[Posted by Karl]
On Monday, Sen. Maj. Ldr. Harry Reid submitted a draft healthcare bill including a “public option” with an opt-out provision for states to the CBO. Allahpundit summarized most of the main points, but they are worth further exploration.
Reid apparently does not have 60 votes lined up for the public option, though Reid thinks he will have them after the CBO scores it. This move was supposedly forced by the hardcore liberals in the Senate, though this could still be the kabuki by which Reid sheds responsibility for a later failure to include the public option. Either way, the ball is now in the moderates’ court.
Allahpundit correctly notes that this proposal loses Sen. Olympia Snowe. Howard Fineman may not think that’s a big deal. Jay Cost, looking at ideological scores, suggests the White House wanted Snowe on board to woo Sen. Susan Collins and keep Sen. Ben Nelson on board. I think it is more the latter, and that the same applies to the next two Senator’s to Nelson’s left — Evan Bayh and Blanche Lincoln. Although Chris Bowers hears that Bayh is a solid vote for cloture, Bayh has suggested he might filibuster, though maybe not now. Ben Nelson supposedly opposes the idea of a national public option with an opt-out for the states. Both Bayh and Nelson have each received more than $470,000 from the health insurance industry since 2006. And Lincoln has not committed to vote to bring Reid’s proposal to the floor. Any one of these Senators could scotch Reid’s proposal after the CBO scores it — and may cite reasons other than the public option for doing so, at least for public consumption (though I doubt a lone Senator would do this; it’s more likely if two or three of them choose this course of action). It would be like Sen. Joe Lieberman saying his concern about the Senate bill is based on the deficit — not the insurers that dominate his state.
Bob Laszewski still thinks that there ultimately will not be 60 votes for a robust public option with an opt-out, because of the barriers to opting out. At least two of the analysts solicited by National Journal also see the opt-out as a ruse, while Paul G. Ginsburg notes that a robust public option with an opt-out could cause “an extensive pattern of distortions.” While some, like R.J. Eskow (a lefty not thrilled with the opt-out proposal) believe that the most conservative states are the most likely to opt out, Ginsburg notes that states with the highest rates relative to Medicare are likely to opt out in response to pressure from providers, which would likely affect the CBO scoring (and it will be interesting to see what sorts of assumptions CBO makes along these lines). Michael G. Franc notes that the 41 states with mixed or total Democratic control are unlikely to opt out today, but wonders whether Reid’s proposal — if it became law — would not turn state legislative and gubernatorial elections between now and 2014 into referendums on ObamaCare. State officials — already chafing at the way prior drafts of ObamaCare would burden their Medicaid programs — might be wondering the same.

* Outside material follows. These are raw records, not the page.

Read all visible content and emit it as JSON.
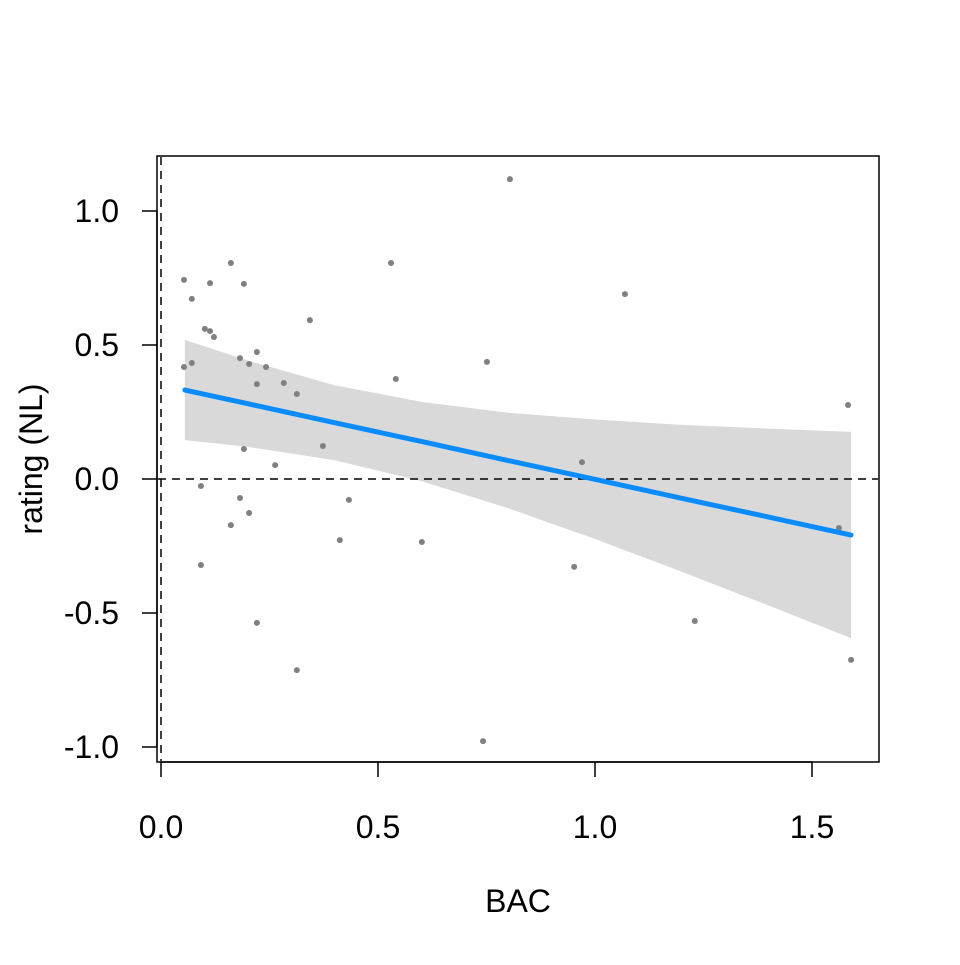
{
  "chart_data": {
    "type": "scatter",
    "title": "",
    "xlabel": "BAC",
    "ylabel": "rating (NL)",
    "xlim": [
      -0.01,
      1.65
    ],
    "ylim": [
      -1.05,
      1.2
    ],
    "xticks": [
      0.0,
      0.5,
      1.0,
      1.5
    ],
    "xtick_labels": [
      "0.0",
      "0.5",
      "1.0",
      "1.5"
    ],
    "yticks": [
      -1.0,
      -0.5,
      0.0,
      0.5,
      1.0
    ],
    "ytick_labels": [
      "-1.0",
      "-0.5",
      "0.0",
      "0.5",
      "1.0"
    ],
    "grid": false,
    "reference_lines": {
      "vertical_x": 0,
      "horizontal_y": 0,
      "style": "dashed"
    },
    "colors": {
      "points": "#808080",
      "fit_line": "#0a8cff",
      "band": "#d9d9d9",
      "reference": "#000000"
    },
    "points": [
      [
        0.161,
        0.806
      ],
      [
        0.053,
        0.743
      ],
      [
        0.113,
        0.731
      ],
      [
        0.191,
        0.728
      ],
      [
        0.071,
        0.672
      ],
      [
        0.343,
        0.593
      ],
      [
        0.101,
        0.56
      ],
      [
        0.113,
        0.552
      ],
      [
        0.122,
        0.53
      ],
      [
        0.221,
        0.474
      ],
      [
        0.182,
        0.451
      ],
      [
        0.053,
        0.418
      ],
      [
        0.071,
        0.433
      ],
      [
        0.203,
        0.429
      ],
      [
        0.242,
        0.418
      ],
      [
        0.221,
        0.354
      ],
      [
        0.283,
        0.358
      ],
      [
        0.313,
        0.317
      ],
      [
        0.373,
        0.123
      ],
      [
        0.191,
        0.112
      ],
      [
        0.263,
        0.052
      ],
      [
        0.092,
        -0.026
      ],
      [
        0.182,
        -0.071
      ],
      [
        0.433,
        -0.078
      ],
      [
        0.203,
        -0.127
      ],
      [
        0.161,
        -0.172
      ],
      [
        0.412,
        -0.228
      ],
      [
        0.092,
        -0.321
      ],
      [
        0.221,
        -0.537
      ],
      [
        0.313,
        -0.713
      ],
      [
        0.804,
        1.119
      ],
      [
        0.53,
        0.806
      ],
      [
        1.069,
        0.69
      ],
      [
        0.751,
        0.437
      ],
      [
        0.541,
        0.373
      ],
      [
        1.583,
        0.276
      ],
      [
        0.97,
        0.063
      ],
      [
        1.562,
        -0.183
      ],
      [
        0.601,
        -0.235
      ],
      [
        0.952,
        -0.328
      ],
      [
        1.23,
        -0.53
      ],
      [
        1.59,
        -0.675
      ],
      [
        0.742,
        -0.978
      ]
    ],
    "fit": {
      "x": [
        0.055,
        0.2,
        0.4,
        0.6,
        0.8,
        1.0,
        1.2,
        1.4,
        1.59
      ],
      "y": [
        0.332,
        0.281,
        0.21,
        0.14,
        0.069,
        -0.001,
        -0.072,
        -0.142,
        -0.209
      ],
      "upper": [
        0.519,
        0.442,
        0.35,
        0.288,
        0.247,
        0.222,
        0.202,
        0.188,
        0.176
      ],
      "lower": [
        0.145,
        0.12,
        0.07,
        -0.008,
        -0.109,
        -0.224,
        -0.346,
        -0.472,
        -0.594
      ]
    }
  }
}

In sum, a Senate bill with the public option is not quite a done deal. However, for the sake of argument, let’s assume that Reid can get such a bill to the floor. He can only do so by getting moderates to burn political capital — voting for cloture before voting against the public option or the bill in total. Voting for things before voting against them tends to hurt people on Election Day, as the moderates undoubtedly know. And the remainder of the bill may be difficult to pass, regardless of the public option. Including the public option (an idea so good that House Speaker Nancy Pelosi wants to rename it) may please liberals today, but it increases the risk that the bill collapses of its own weight on the Senate floor.
Update: Joe Lieberman: I’ll filibuster Harry Reid’s plan. Heckuva job, Harry! (Self-link to honor Patterico’s Politico boycott. –K)
Update x2: Reid says Lieberman is the least of his problems, which Dems better hope is a bad bluff. Bayh can imagine the Reid bill failing before it gets to the Senate floor. Lincoln says she’s still opposed to public option. Neither Bayh nor Lincoln is talking about a filibuster — pols always want maximum flexibility — but making such comments at this particular moment is not an accident, either.